In recent years, integrated photonic memories have been widely investigated. However, researchers have not been able to overcome the challenges pertaining to energy switching, speed, and detection latency that arise when carrying out computational tasks on the same device simultaneously implementing memory function. Our research team set out to address these very challenges—a task we accomplished with success.

In our work, we demonstrate the first instance of a photonic computational memory for direct scalar multiplication of two numbers, using a single integrated photonic memory change cell­. Our device relies on the distinct interaction of two pulses, both of which represent a number to be multiplied. One pulsation gives energy above the switching threshold to induce structural changes in the material, and the other below in an integrated photonic waveguide. Going a step further, we then used non-volatile photonic elements based on the phase change material (Ge2Sb2Te5) to achieve direct scalar and matrix-vector multiplication.

Photonic advantages
In-memory computing already breaks the processor-memory dichotomy allowing processing to take place in the memory elements. An electrical implementation of such a system is able to carry out complex tasks such as scalar multiplications, correlation detection, and compressed sensing recovery. Moving from an electrical to an optical domain has even more advantages. In photonic implementations of in-memory computing on an integrated photonic chip, not only do speed and bandwidths increase, detection latency also improves as processing takes place directly on an optical domain using light.

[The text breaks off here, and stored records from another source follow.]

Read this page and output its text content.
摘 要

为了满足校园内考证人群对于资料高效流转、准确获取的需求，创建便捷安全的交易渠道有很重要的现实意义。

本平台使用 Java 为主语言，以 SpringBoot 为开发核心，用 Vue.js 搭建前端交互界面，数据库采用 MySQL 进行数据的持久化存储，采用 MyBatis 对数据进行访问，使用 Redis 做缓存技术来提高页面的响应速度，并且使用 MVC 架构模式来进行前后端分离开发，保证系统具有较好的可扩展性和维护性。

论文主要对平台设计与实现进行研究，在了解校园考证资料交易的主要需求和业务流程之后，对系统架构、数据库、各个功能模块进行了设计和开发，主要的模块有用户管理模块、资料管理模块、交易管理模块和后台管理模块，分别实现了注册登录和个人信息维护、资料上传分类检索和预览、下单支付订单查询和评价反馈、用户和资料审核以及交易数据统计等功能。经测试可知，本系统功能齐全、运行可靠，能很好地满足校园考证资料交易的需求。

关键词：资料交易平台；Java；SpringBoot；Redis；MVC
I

Essentially, our findings confirm the potential of phase-change materials in photonic hardware. We prove that it is possible to combine integrated optics with collocated data storage and processing to enable all-photonic in-memory computations. And by optimizing the ratio of memory cell size to pulse width in our integrated photonic device, we were able to significantly decrease energy consumption. This enables pulse-shaping routes and optimizes the device design to make further gains in energy and speed.

The big picture
Our all-optical approach is not only unique, it is also easy to fabricate and operate. Moreover, it sets the stage for developing fully photonic operating computers. In the grand schemes of things, our work represents a key milestone for optical processing in memory. What’s more, matrix-vector multiplication operations using multiple phase memory cells have the potential to underpin key processing operations in computational areas such as big data analytics and artificial intelligence. But the list does not stop there. Such an architecture could efficiently solve systems of linear equations and advance various other emerging computational areas, including machine learning and deep learning. The next step is to figure out how to neatly scale up matrix sizes on photonic chips — a challenge we are working on right now.”